Colorado Case Studies
Let’s take a closer look at some real examples. Many governments are seeking to generate 100% renewable energy and then electrify everything they can in order to meet carbon emissions reduction goals. This is the right strategy, but implementing it is a challenge due to grid balancing, energy storage, load management, peak demand events and more. Smart cities technologies can help overcome these challenges, and assist cities to implement renewable and electrification strategies well.

Vehicle-to-Grid
One technology that can help to solve these problems is vehicle-to-grid (V2G) which allows electric vehicles (EVs) to discharge their very large batteries to power homes, buildings, or the entire energy grid. When strung together, a distributed network of EVs can provide more energy storage than a utility alone, which has the potential to provide massive resilience, climate and energy cost benefits to communities. It is innovations like this that need to be proven to reach our aggressive climate goals, and smart cities in Colorado are tackling them head on.
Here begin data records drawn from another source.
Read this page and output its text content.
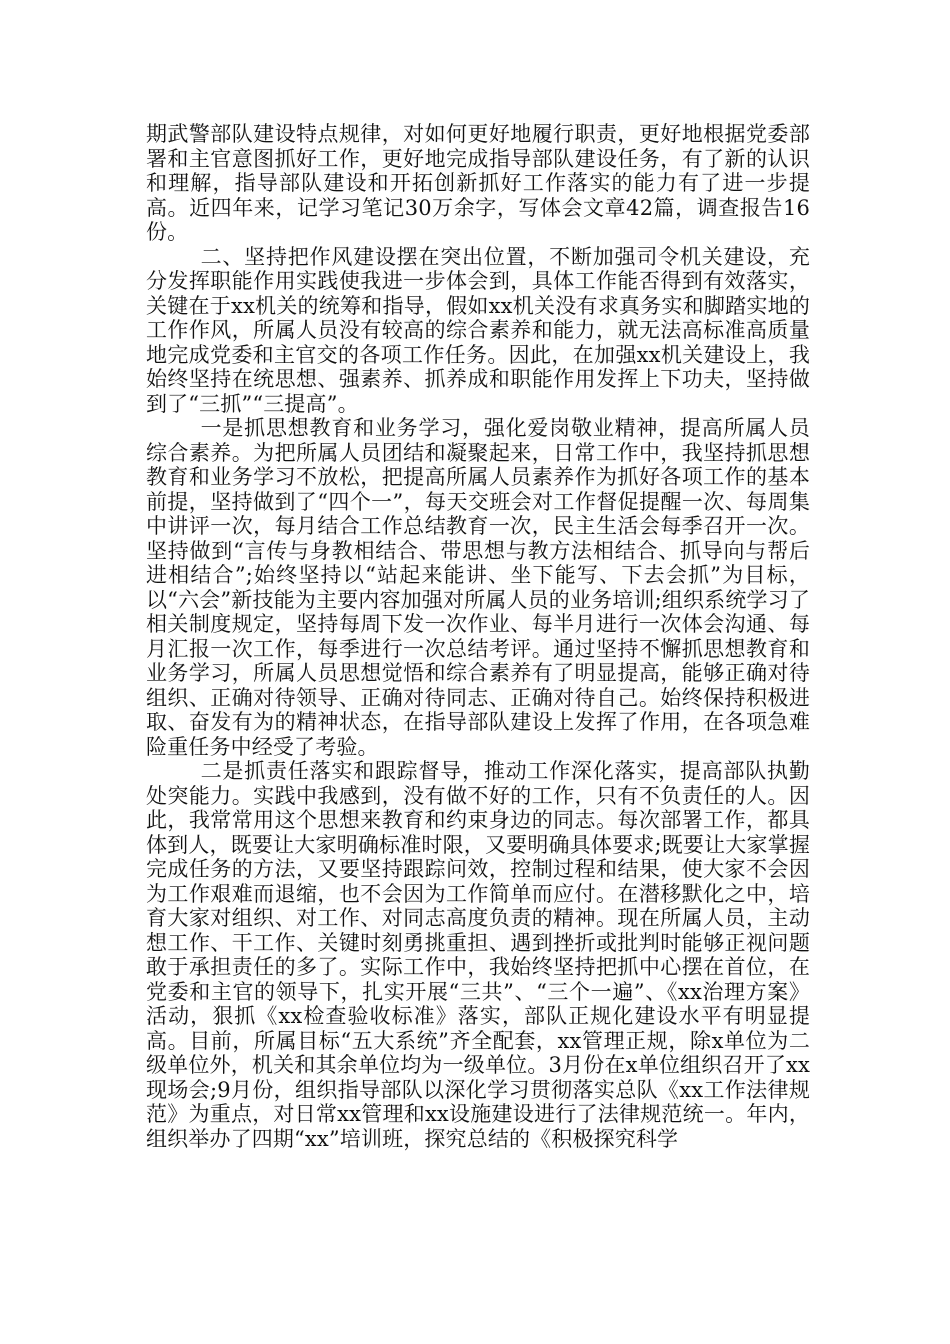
期武警部队建设特点规律，对如何更好地履行职责，更好地根据党委部署和主官意图抓好工作，更好地完成指导部队建设任务，有了新的认识和理解，指导部队建设和开拓创新抓好工作落实的能力有了进一步提高。近四年来，记学习笔记30万余字，写体会文章42篇，调查报告16份。

二、坚持把作风建设摆在突出位置，不断加强司令机关建设，充分发挥职能作用实践使我进一步体会到，具体工作能否得到有效落实，关键在于xx机关的统筹和指导，假如xx机关没有求真务实和脚踏实地的工作作风，所属人员没有较高的综合素养和能力，就无法高标准高质量地完成党委和主官交的各项工作任务。因此，在加强xx机关建设上，我始终坚持在统思想、强素养、抓养成和职能作用发挥上下功夫，坚持做到了“三抓”“三提高”。

一是抓思想教育和业务学习，强化爱岗敬业精神，提高所属人员综合素养。为把所属人员团结和凝聚起来，日常工作中，我坚持抓思想教育和业务学习不放松，把提高所属人员素养作为抓好各项工作的基本前提，坚持做到了“四个一”，每天交班会对工作督促提醒一次、每周集中讲评一次，每月结合工作总结教育一次，民主生活会每季召开一次。坚持做到“言传与身教相结合、带思想与教方法相结合、抓导向与帮后进相结合”;始终坚持以“站起来能讲、坐下能写、下去会抓”为目标，以“六会”新技能为主要内容加强对所属人员的业务培训;组织系统学习了相关制度规定，坚持每周下发一次作业、每半月进行一次体会沟通、每月汇报一次工作，每季进行一次总结考评。通过坚持不懈抓思想教育和业务学习，所属人员思想觉悟和综合素养有了明显提高，能够正确对待组织、正确对待领导、正确对待同志、正确对待自己。始终保持积极进取、奋发有为的精神状态，在指导部队建设上发挥了作用，在各项急难险重任务中经受了考验。

二是抓责任落实和跟踪督导，推动工作深化落实，提高部队执勤处突能力。实践中我感到，没有做不好的工作，只有不负责任的人。因此，我常常用这个思想来教育和约束身边的同志。每次部署工作，都具体到人，既要让大家明确标准时限，又要明确具体要求;既要让大家掌握完成任务的方法，又要坚持跟踪问效，控制过程和结果，使大家不会因为工作艰难而退缩，也不会因为工作简单而应付。在潜移默化之中，培育大家对组织、对工作、对同志高度负责的精神。现在所属人员，主动想工作、干工作、关键时刻勇挑重担、遇到挫折或批判时能够正视问题敢于承担责任的多了。实际工作中，我始终坚持把抓中心摆在首位，在党委和主官的领导下，扎实开展“三共”、“三个一遍”、《xx治理方案》活动，狠抓《xx检查验收标准》落实，部队正规化建设水平有明显提高。目前，所属目标“五大系统”齐全配套，xx管理正规，除x单位为二级单位外，机关和其余单位均为一级单位。3月份在x单位组织召开了xx现场会;9月份，组织指导部队以深化学习贯彻落实总队《xx工作法律规范》为重点，对日常xx管理和xx设施建设进行了法律规范统一。年内，组织举办了四期“xx”培训班，探究总结的《积极探究科学
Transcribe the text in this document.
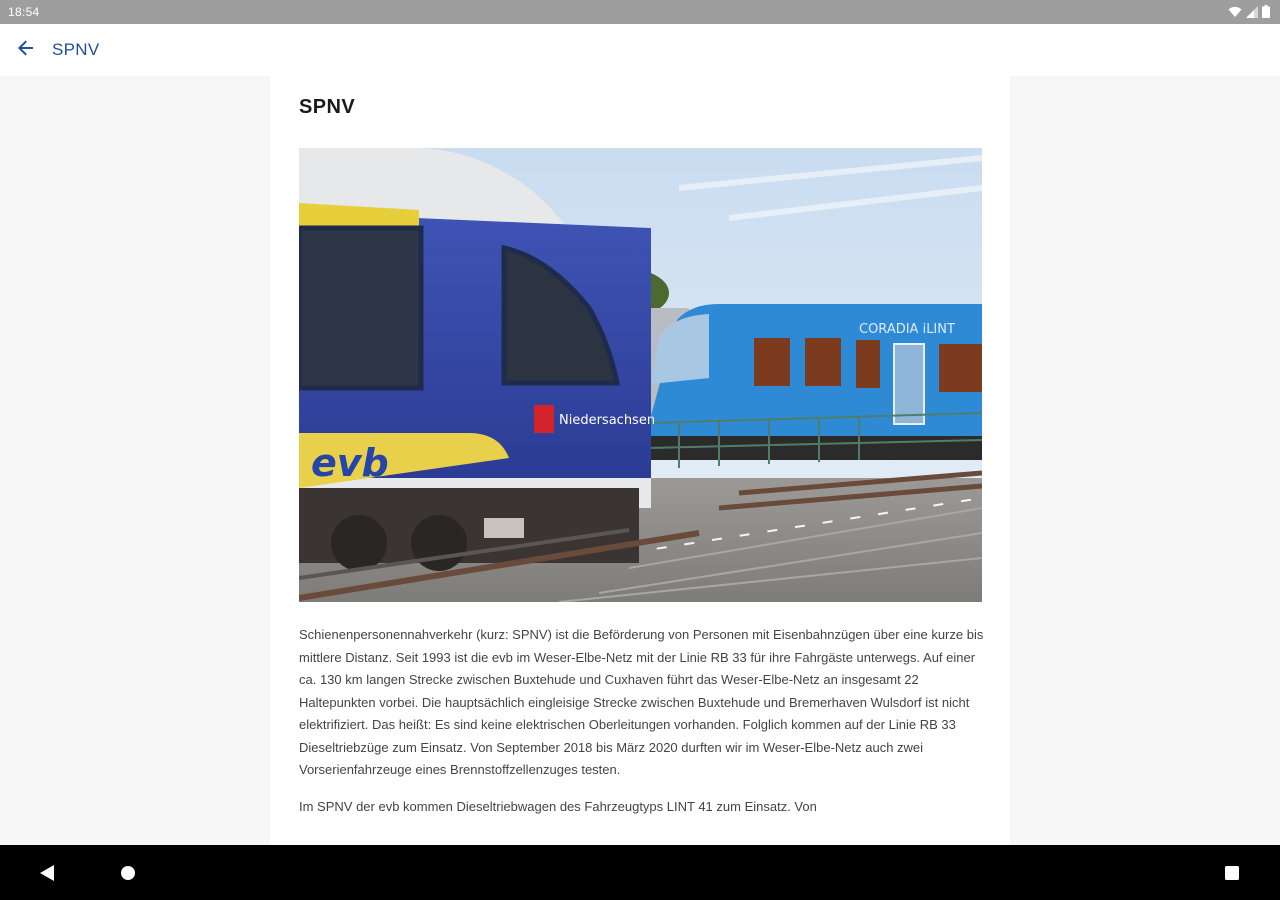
18:54
SPNV
SPNV
CORADIA iLINT
evb
Niedersachsen

Schienenpersonennahverkehr (kurz: SPNV) ist die Beförderung von Personen mit Eisenbahnzügen über eine kurze bis mittlere Distanz. Seit 1993 ist die evb im Weser-Elbe-Netz mit der Linie RB 33 für ihre Fahrgäste unterwegs. Auf einer ca. 130 km langen Strecke zwischen Buxtehude und Cuxhaven führt das Weser-Elbe-Netz an insgesamt 22 Haltepunkten vorbei. Die hauptsächlich eingleisige Strecke zwischen Buxtehude und Bremerhaven Wulsdorf ist nicht elektrifiziert. Das heißt: Es sind keine elektrischen Oberleitungen vorhanden. Folglich kommen auf der Linie RB 33 Dieseltriebzüge zum Einsatz. Von September 2018 bis März 2020 durften wir im Weser-Elbe-Netz auch zwei Vorserienfahrzeuge eines Brennstoffzellenzuges testen.

Im SPNV der evb kommen Dieseltriebwagen des Fahrzeugtyps LINT 41 zum Einsatz. Von
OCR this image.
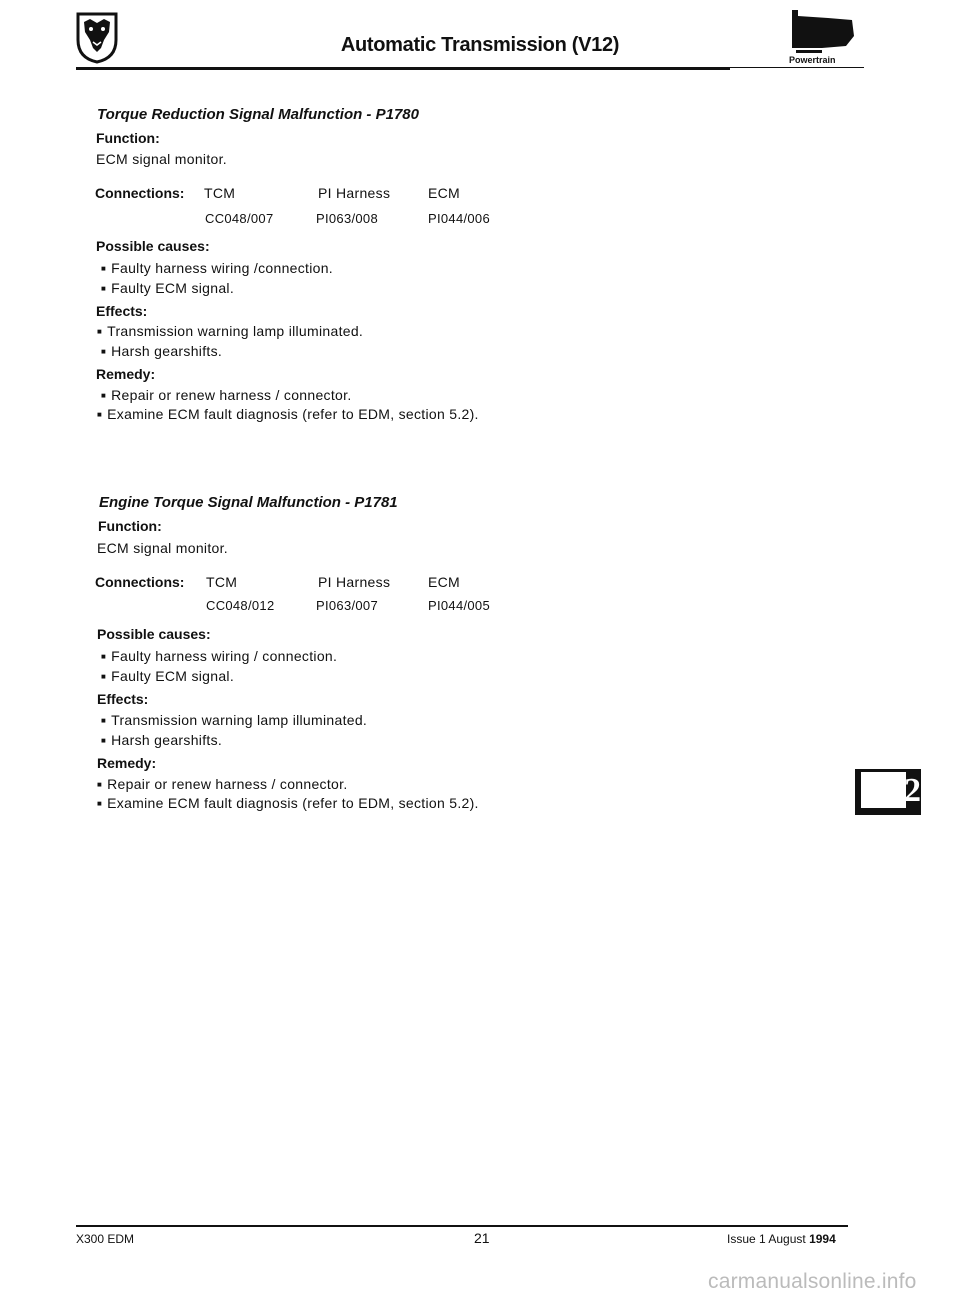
Automatic Transmission (V12)
Powertrain
Torque Reduction Signal Malfunction - P1780
Function:
ECM signal monitor.
Connections: TCM	PI Harness	ECM
CC048/007	PI063/008	PI044/006
Possible causes:
■ Faulty harness wiring /connection.
■ Faulty ECM signal.
Effects:
■ Transmission warning lamp illuminated.
■ Harsh gearshifts.
Remedy:
■ Repair or renew harness / connector.
■ Examine ECM fault diagnosis (refer to EDM, section 5.2).
Engine Torque Signal Malfunction - P1781
Function:
ECM signal monitor.
Connections: TCM	PI Harness	ECM
CC048/012	PI063/007	PI044/005
Possible causes:
■ Faulty harness wiring / connection.
■ Faulty ECM signal.
Effects:
■ Transmission warning lamp illuminated.
■ Harsh gearshifts.
Remedy:
■ Repair or renew harness / connector.
■ Examine ECM fault diagnosis (refer to EDM, section 5.2).	2
X300 EDM	21	Issue 1 August 1994
carmanualsonline.info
The Colorado Smart Cities Alliance partnered with Fermata Energy, the Alliance Center, and the City of Boulder to test the nation’s first commercially available fast-charging V2G solution. Initial results are promising, showing up to $300 in monthly building energy savings. This project won the IDC’s Smart Buildings Award this year as an example of the innovation we need to reach our collective sustainability goals. The technology had never been used in Colorado, and the project required partnership with the charger and software manufacturer, the automaker, Xcel Energy, Colorado Carshare, the City, and the building owners. It also required creative funding models, data management processes and other elements that a smart cities program can help cities navigate across departments and issues.

Public Charging
Furthermore, if we want people and fleets to electrify their own travels, we need convenient public charging options and solutions for people who live in multi-unit dwellings and can’t charge at home. One project Denver recently implemented provides free public fast charging stations to transportation network company drivers that resulted in Lyft bringing 200 EVs to pilot a new program in Denver. This was a major smart cities project for the City and County that required many of the elements described above to accomplish an innovative technology project that aligned many partners around common goals.

Looking Ahead
Colorado has recently launched the nation’s largest fleet of electric, autonomous vehicles at the Colorado School of Mines. The project, called AvCo, is an exemplary demonstration of the impactful results that come from extensive collaboration between the private sector and multiple public agencies and stakeholders. The 100% electric shuttles will produce significant savings compared to a traditional gasoline or diesel transit service and the project paves the way for future efforts to reconceptualize our transportation systems to be more sustainable.

Smart cities need to be sustainable, and sustainable cities need to be smart. To save our communities from the impacts of climate change and other sustainability issues, governments must invest in structure, process and resources to effectively innovate. A smart cities program can help foster the growth of innovation ecosystems through partnership with companies and academia to help solve those problems while seeding economic development opportunities. Any city with strong sustainability goals needs a robust smart cities program, too, because without one, they will struggle to accomplish what they’ve promised.